COVID testing is crucial in flattening the curve, but health officials are consistently bringing up the need for contact tracing in addition to PCR (polymerase chain reaction) and serology tests. These two hand-in-hand should dramatically slow the spread.
Technology is becoming increasingly prominent in everyday life, and as a result, many countries have turned to smartphone apps as a contact tracing method. These apps use various methods, from bluetooth tracking to personalized QR codes. Aside from tracking, most apps available allow users to track symptoms daily and find testing locations nearest to them. Although these apps may sound simple in theory, there are roadblocks to consider when creating a mass app.
These widespread apps bring up safety concerns, and people are hesitant to download for fear that their personal information will be released. As mentioned in a Wall Street Journal article, Alexander Desuasido, a 44-yr-old coding teacher from California, warns that “undermining public trust by failing to live up to best practices could hamper pandemic response.” Even though safety is the top priority, maintaining mutual trust with the app users is crucial to prevent backtracking.
Norway recently banned the use of their contract tracing app, Smittestopp, which according to the Norway Data Protection Authority, “collects large amounts of personal information about those who use the app, including continuous location data and information about users’ contact with others.”
Where did Norway go wrong? Users had no control over where their personal information was going. Every movement users made was recorded and stored in a central database through bluetooth and GPS tracking. As expected, growing concerns about privacy eventually led to this ban. Norway’s method valued safety to the point of infringing on citizens’ privacy.
South Korea is noted for flattening the curve quickly and efficiently, and a crucial part of the tracing involved a website database and a smartphone app. In February, the virus spread like wildfire, and the cases multiplied daily. By late February, the virus was at its peak, with 909 cases reported daily. However, less than a week later, the cases were halving every few days.

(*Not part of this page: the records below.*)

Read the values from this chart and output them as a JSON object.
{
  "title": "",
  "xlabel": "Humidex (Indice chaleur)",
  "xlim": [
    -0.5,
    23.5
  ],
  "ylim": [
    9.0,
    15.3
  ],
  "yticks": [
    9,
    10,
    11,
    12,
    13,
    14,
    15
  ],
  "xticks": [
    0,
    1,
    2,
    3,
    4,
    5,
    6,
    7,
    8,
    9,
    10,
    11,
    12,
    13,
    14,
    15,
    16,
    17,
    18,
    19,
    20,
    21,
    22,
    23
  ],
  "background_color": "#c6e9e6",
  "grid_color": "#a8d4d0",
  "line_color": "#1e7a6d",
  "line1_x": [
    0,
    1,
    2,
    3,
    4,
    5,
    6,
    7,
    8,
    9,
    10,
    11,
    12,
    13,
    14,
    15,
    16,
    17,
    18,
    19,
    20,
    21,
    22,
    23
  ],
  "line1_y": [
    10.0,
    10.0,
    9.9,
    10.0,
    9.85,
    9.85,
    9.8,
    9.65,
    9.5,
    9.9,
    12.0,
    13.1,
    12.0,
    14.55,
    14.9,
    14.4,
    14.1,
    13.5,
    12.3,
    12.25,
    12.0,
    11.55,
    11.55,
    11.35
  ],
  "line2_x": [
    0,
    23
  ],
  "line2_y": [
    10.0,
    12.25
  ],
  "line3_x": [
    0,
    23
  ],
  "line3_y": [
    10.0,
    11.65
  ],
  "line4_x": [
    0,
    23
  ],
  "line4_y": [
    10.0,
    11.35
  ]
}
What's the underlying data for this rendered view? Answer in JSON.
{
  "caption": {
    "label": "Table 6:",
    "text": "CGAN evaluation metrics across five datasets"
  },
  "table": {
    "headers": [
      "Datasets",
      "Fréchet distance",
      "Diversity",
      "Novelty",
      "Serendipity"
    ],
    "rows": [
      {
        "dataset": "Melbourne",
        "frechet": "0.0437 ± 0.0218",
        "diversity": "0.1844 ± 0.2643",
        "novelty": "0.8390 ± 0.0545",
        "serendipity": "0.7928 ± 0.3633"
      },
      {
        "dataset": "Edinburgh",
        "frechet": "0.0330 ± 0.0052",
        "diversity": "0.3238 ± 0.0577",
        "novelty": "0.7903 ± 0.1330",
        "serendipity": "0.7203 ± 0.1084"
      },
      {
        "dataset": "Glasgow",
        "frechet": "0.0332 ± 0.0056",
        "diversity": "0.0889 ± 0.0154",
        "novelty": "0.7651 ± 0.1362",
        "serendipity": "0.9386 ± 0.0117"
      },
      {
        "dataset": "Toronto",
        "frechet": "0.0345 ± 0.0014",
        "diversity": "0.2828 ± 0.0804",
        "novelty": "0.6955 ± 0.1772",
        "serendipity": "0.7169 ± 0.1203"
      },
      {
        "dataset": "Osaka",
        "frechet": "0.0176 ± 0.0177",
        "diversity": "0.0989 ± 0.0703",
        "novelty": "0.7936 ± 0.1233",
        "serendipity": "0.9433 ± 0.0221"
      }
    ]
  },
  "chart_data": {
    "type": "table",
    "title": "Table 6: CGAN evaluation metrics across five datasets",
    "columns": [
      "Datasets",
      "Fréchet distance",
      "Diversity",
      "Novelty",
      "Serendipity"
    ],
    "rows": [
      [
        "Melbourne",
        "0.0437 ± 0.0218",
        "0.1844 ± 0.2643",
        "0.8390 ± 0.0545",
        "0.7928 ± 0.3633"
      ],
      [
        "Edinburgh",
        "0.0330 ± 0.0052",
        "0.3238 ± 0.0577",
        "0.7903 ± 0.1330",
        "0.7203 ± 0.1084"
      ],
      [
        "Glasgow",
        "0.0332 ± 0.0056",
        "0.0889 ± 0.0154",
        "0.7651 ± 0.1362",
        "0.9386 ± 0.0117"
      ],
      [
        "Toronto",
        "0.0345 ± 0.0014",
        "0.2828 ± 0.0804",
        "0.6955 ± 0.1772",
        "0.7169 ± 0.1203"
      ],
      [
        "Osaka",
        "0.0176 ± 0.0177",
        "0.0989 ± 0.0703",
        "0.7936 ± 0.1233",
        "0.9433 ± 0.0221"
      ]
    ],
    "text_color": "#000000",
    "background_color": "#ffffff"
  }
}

Their method can be boiled down to three steps: test, trace, isolate. International arrivals were required to download a tracing app and self-quarantine for two weeks. Each day, Seoul released a statement that “X many cases were reported today,” accompanied by a map of the infected person’s recent routes. Instead of exposing the names of these individuals, only the age and gender were released to preserve privacy. South Korea found the happy medium between preserving privacy and prioritizing public health.
So how are other countries responding to safety concerns? The answers vary.
China, for example, integrated voluntary personalized QR codes into the already mega-popular apps WeChat and Aliplay. Each person receives their own QR code scanned when entering buildings or public transportation, and although the QR code is not required, it is difficult to move around without one. This gives individuals the choice to download. Most countries, including Singapore and India, have made their apps voluntary.
Apple and Google have created their own joint tracing method, hoping that their combined global influence will lead many countries to adopt it. The idea of these major companies creating a tracing system makes many people shake in their boots. It sounds like a privacy nightmare. However, they make it clear that there is no central surveillance. Although their app is based on bluetooth tracking, Apple and Google will not access personal information stored on individual smartphones. So far, several US states and 23 other countries have adopted this method.
Although many of these apps require personal information, they are not released unless the individual tests positive. Even then, countries like Italy do not require individuals to send in their personal information. The bottom line is people want transparency and safety, so these needs must be met when designing a widespread app. Once the apps strike the balance between public health and privacy, they can be an essential tool in curbing the virus.
Aside from safety concerns, people often question the effectiveness of these apps, especially with the many different designs and requirements created by individual countries. France is pushing for centrally controlled contact tracing, while the United States is following an “every man for himself” model. The looming question of “who is right?” stays on the forefront of everyone’s mind.
Although smartphone apps alone will likely be insufficient in curbing the virus, it is crucial to use the widespread influence and efficiency of technology to catalyze the process. According to the Wall Street Journal, Dr. Karl Lauterbach predicts “The app could be effective even if only 20% of the population used it provided the majority wore masks and adhered to social distancing and hygiene rules.” Therefore, when coupled with other preventative measures, technology and smartphone apps will be a huge asset in fighting the virus.
For now there is no one answer, but by observing countries that have been efficient in flattening the curve and implementing widespread apps, the world can take notes, pulling strategies from the successes and learning from the failures. Through this trial-and-error learning process, perhaps these apps will become increasingly effective and essential in conquering this global pandemic.